To install latest dev crate from GH:
```sh
cargo install --git https://github.com/Rudxain/xorsum.git
```
This is the **most recent** ("cutting-edge") version. Compilation isn't guaranteed. Semver may be broken. And `--help` may not reflect actual program behavior. This one has a very unstable/experimental API (especially `lib.rs`).

To get already-compiled non-dev executables, go to [GH releases](https://github.com/Rudxain/xorsum/releases). `*.elf`s will only be compatible with GNU-Linux x64. `*.exe`s will only be compatible with Windows x64. These **aren't setup/installer** programs, these are the same executables `cargo` would install, so you should run them from a terminal CLI, not click them.

For a Llamalab Automate implementation, visit [XOR hasher](https://llamalab.com/automate/community/flows/42903).

Argument "syntax":
```sh
xorsum [OPTIONS] [FILE]...
```

For ℹinfo about options, run:
```sh
xorsum --help
```

## Examples

### Regular use

```sh
# let's create an empty file named "a"
echo -n > a
xorsum --length 4 a
# output will be "00000000 a" (without quotes)

# write "aaaa" to this file and rehash it
echo -n aaaa > a
xorsum a -l 4
#out: "61616161 a"
# because "61" is the hex value of the UTF-8 char "a"

# same result when using stdin
echo -n aaaa | xorsum -l4
#61616161 -

xorsum a --brief #`-l 8` is implicit
#6161616100000000
```

> [!note]
> `echo -n` has [different behavior depending on OS and binary version](https://unix.stackexchange.com/a/65819), it might include line endings like `\n` (LF) or `\r\n` (CR-LF). The outputs shown in the example are the (usually desired) result of **NOT** including an EOL.
>
> PowerShell will ignore `-n` because `echo` is an alias of [`Write-Output`](https://docs.microsoft.com/en-us/powershell/module/microsoft.powershell.utility/write-output) and therefore can't recognize `-n`. [`Write-Host -NoNewline`](https://docs.microsoft.com/en-us/powershell/module/microsoft.powershell.utility/write-host?view=powershell-7.2#example-1-write-to-the-console-without-adding-a-new-line) can't be piped nor redirected, so it's not a good alternative.

### Emulating 🏔AE

`--length` **doesn't truncate** the output:

```sh
xorsum some_big_file -bl 3 #"00ff55"
xorsum some_big_file -bl 2 #"69aa" NOT "00ff"
```

As you can see, `-l` can return very different hashes from the same input.

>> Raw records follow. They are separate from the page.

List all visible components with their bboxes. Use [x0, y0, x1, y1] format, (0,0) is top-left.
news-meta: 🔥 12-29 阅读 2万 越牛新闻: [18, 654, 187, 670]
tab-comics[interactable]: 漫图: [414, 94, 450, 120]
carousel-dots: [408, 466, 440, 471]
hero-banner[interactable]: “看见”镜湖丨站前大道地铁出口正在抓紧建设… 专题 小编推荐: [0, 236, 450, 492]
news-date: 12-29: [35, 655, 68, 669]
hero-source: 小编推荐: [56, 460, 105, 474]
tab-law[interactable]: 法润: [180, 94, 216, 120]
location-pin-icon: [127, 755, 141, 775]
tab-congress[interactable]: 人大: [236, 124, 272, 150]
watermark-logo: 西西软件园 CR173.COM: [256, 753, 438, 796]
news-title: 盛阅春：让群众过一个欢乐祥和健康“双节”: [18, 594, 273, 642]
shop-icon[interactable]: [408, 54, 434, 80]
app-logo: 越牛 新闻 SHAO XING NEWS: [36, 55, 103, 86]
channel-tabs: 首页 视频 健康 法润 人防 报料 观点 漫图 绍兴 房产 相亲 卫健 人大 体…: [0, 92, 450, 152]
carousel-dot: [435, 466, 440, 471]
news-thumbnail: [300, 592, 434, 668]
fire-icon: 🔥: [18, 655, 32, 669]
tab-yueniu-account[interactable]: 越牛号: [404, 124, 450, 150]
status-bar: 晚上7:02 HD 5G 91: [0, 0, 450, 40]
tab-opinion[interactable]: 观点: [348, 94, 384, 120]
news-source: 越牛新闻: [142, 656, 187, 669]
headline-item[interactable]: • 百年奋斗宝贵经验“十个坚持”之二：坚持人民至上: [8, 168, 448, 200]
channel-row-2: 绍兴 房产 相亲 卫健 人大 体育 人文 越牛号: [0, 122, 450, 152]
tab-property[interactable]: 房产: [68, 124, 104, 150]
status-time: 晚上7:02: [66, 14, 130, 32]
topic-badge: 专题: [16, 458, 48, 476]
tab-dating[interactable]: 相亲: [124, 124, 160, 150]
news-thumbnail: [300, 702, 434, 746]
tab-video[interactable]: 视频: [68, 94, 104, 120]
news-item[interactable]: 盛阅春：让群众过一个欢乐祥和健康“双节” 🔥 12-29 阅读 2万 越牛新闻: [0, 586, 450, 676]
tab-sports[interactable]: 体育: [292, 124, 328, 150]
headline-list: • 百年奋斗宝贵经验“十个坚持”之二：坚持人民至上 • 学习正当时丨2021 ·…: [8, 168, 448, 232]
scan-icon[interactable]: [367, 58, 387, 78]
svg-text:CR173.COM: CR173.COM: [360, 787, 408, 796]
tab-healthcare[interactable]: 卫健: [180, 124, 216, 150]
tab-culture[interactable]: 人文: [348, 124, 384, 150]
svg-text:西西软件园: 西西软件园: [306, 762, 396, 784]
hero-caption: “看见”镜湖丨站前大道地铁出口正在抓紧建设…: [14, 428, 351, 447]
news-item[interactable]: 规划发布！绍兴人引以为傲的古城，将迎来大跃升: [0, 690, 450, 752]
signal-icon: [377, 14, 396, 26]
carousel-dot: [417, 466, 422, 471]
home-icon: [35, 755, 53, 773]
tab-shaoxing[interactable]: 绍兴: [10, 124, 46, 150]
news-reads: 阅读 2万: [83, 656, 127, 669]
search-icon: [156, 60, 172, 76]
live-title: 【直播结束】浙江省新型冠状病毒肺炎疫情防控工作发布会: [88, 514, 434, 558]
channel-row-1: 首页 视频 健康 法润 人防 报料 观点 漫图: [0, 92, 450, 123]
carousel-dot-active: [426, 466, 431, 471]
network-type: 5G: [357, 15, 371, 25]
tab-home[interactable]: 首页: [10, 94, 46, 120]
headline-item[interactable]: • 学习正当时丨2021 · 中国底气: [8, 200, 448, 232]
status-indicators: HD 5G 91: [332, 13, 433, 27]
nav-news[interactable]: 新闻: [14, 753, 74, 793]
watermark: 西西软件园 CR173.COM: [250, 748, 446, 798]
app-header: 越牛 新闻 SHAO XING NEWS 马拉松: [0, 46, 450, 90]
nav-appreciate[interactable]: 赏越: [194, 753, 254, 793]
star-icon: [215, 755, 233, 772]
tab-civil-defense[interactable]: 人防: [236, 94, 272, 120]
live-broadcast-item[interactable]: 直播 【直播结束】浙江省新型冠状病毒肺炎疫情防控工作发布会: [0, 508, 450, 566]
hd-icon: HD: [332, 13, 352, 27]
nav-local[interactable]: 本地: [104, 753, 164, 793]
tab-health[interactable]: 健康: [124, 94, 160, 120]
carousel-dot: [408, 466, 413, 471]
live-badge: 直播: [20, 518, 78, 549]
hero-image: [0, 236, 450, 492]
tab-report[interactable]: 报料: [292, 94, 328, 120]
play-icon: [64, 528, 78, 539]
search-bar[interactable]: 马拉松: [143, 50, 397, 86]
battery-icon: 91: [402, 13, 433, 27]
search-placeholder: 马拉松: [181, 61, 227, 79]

This property can be exploited to emulate the Avalanche Effect (to some extent).

### Finding corrupted bytes

If you have 2 copies of a file and 1 is corrupted, you can attempt to ["🔺️triangulate"](https://en.wikipedia.org/wiki/Triangulation) the index of a corrupted byte, without manually searching the entire file. This is useful when dealing with big raw-binary files

```sh
xorsum a b
#6c741b7863326b2c a
#6c74187863326b2c b
# the 0-based index is 2 when using `-l 8`
# mathematically, i mod 8 = 2

xorsum a b -l 3
#3d5a0a a
#3d590a b
# i mod 3 = 1

xorsum a b -l 2
#7f12 a
#7c12 b
# i mod 2 = 0

# you can repeat this process with different `-l` values, to solve it easier.
# IIRC, using primes gives you more info about the index
```

There are programs (like [`diff`](https://en.wikipedia.org/wiki/Diff)) that compare bytes for you, and are more efficient and user-friendly. But if you are into math puzzles, this is a good way to pass the time by solving [systems of linear modular equations](https://youtu.be/LInNgWMtFEs) 🤓.

## 💭Thoughts

I was surprised I couldn't find any implementation of a checksum algorithm completely based on `XOR`, so I posted this for the sake of completeness, and because I'm learning Rust. I also made this for low-power devices, despite only compiling for x64 (this will _probably_ change in the future, so don't worry).

## ⚠DISCLAIMER

0. **DO NOT SHARE CHECKSUMS OF PRIVATE DATA.** You might be leaking sensitive information. Small sums and bigger files tend to be safer, because the `sbox` will (probably) have enough bytes to _"mix well"_.
1. This program is **not production-ready**. The version should be `0.x.y` to reflect the incompleteness of the code. I'm sorry for the inconvenience and potential confusion.